In a recent conversation, I heard Dana Ganihar and Baruch Brenner describe prayer as,
"where the this meets the more-than-this."
I love the ordinary simplicity of simple words that open, just a tiny bit, the mystery of the experience we sometimes call prayer.
'This' is my 'known' world. It's what I think I am, what I think you are, and what I think our situation is.
'This' keeps me awake at night, with its misguided, unforgiving certainties. It is the way I think things are. It's the way I think we are. It's the way I think life is.
Once in awhile, I sense the edge of my 'this' and find relief. My 'this' lives inside a 'More Than This' which doesn't keep me up at night. Sensing the 'More Than This', I find (the) rest.
Heading to the beach at sunset, George tries to describe his discovery, the day before, of a very tiny sand dollar. I am trying to imagine the size, the experience, when I look down at the sand. A little ahead and to the right of us, the evening light, shimmering upon a tiny, bright speck. It could be any small, white thing; a broken shell, a stone, a piece of plastic. Picking it up, I notice the shape and unmistakable contours. I ask, "Small like this?"
Astonished and grinning, we walk on a bit in silence. We pause at the water's edge, as our enormous earth turns her belly away from the even more enormous sun, and the sky turns apricot.
I am compelled to understand the more-than-this of the brittle, white something I hold on the tip of my finger.
I learn that she was likely a year old when she died, leaving her bleached skeleton (called a 'test') on the shore. If I had not interrupted the cycle, she would have left a gift for the sea; a bit of calcium, the necessary mineral another marine creature would need to grow a shell.
I learn that she was conceived with thousands of others inside a floating pearly cloud of sperm and tiny, rose-colored eggs. After fertilization, she divided into many cells, then floated, her immature, wingless, wormlike form, suspended in the saline waters until her 'people' called to her with a scent only she would recognize, to settle down on the ocean floor with them.
There, she slowly grew into her mature, testy form.
I learn her ancestors survive by living in community, more than 650 per square yard, and they call to their own, as they called to her, "We're over here. Settle down with us."

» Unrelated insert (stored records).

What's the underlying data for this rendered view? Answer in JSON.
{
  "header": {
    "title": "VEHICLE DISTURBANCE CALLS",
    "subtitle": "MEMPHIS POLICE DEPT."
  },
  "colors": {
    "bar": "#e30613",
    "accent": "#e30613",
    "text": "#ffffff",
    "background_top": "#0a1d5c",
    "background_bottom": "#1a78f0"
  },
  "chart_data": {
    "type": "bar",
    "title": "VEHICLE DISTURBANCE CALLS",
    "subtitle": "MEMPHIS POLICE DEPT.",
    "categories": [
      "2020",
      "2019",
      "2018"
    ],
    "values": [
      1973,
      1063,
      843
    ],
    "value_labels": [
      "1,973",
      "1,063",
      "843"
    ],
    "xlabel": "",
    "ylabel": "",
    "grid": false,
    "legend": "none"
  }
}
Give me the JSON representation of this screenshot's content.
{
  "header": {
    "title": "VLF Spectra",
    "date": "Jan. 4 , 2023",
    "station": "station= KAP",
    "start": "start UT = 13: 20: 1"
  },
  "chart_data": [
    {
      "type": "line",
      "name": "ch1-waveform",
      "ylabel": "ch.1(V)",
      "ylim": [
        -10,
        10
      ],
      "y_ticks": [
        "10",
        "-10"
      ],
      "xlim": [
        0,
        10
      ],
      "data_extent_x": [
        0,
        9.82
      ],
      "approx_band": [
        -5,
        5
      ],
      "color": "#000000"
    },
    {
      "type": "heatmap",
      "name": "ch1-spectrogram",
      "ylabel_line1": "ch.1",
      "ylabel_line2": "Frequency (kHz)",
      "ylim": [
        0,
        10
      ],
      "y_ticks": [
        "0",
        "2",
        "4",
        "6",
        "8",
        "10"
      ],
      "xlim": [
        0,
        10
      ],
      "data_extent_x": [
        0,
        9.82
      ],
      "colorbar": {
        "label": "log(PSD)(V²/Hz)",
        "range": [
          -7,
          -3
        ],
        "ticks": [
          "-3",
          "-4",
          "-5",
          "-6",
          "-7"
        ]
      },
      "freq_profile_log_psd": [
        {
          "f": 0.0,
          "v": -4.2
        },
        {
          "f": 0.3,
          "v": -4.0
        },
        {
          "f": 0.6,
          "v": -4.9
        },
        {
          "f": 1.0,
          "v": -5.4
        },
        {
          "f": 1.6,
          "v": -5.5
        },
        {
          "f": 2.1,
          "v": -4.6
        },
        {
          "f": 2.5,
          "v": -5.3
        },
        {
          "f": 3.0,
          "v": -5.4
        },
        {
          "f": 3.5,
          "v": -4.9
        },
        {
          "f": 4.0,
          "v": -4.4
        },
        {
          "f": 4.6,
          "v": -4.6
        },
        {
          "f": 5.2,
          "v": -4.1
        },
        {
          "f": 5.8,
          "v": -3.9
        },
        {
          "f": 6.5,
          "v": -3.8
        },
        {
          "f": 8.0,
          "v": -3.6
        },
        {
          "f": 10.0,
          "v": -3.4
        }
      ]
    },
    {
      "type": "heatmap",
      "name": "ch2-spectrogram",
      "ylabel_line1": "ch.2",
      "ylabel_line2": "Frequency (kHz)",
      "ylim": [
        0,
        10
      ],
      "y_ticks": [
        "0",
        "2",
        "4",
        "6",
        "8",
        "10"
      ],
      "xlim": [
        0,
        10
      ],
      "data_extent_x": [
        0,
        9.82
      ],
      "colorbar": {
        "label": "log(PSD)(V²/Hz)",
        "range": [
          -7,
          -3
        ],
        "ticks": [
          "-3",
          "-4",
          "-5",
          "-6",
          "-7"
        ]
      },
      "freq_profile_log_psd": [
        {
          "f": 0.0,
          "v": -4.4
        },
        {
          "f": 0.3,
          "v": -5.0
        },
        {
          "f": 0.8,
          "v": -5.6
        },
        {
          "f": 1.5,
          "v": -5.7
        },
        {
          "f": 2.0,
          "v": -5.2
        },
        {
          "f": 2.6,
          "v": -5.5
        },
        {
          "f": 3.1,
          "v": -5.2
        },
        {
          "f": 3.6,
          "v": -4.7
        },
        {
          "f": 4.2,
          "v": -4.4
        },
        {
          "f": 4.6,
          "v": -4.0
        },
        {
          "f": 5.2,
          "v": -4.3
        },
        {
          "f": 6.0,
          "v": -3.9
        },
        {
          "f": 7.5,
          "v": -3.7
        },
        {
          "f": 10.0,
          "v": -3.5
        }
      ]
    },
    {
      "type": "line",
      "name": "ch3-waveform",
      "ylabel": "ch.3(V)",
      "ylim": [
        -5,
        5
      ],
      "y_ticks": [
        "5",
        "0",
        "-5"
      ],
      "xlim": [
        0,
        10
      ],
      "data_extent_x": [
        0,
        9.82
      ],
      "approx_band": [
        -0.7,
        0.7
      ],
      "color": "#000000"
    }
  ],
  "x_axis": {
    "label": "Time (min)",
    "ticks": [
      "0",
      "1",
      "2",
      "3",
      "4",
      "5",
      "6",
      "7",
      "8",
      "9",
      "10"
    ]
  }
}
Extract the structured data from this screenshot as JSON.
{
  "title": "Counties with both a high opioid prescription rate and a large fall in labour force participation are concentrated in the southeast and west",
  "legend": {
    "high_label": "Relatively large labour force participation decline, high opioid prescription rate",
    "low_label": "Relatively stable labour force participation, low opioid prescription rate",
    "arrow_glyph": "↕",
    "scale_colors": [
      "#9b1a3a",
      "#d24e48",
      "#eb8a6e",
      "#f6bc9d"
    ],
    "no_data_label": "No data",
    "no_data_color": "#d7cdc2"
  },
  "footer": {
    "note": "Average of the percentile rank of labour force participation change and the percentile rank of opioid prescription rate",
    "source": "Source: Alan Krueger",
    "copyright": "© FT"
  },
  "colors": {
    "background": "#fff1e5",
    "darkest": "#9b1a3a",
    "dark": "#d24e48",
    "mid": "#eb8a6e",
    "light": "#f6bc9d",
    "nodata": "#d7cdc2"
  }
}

I learn she ate the heaviest of minerals to keep herself grounded.
I learn of her velvety purple/gray rippling body with thousands of moving spines and feet and a mouth with a jaw and teeth and a lifespan of up to 13 years.
I learn that, if I picked her up when she was still alive, my hands would turn colors, yellow, like the sun, or apricot, like the sky, when the enormous earth turns its belly away from the even more enormous sun.
So so real...alive....tenderly beating...this life of a little sea creature meeting yours.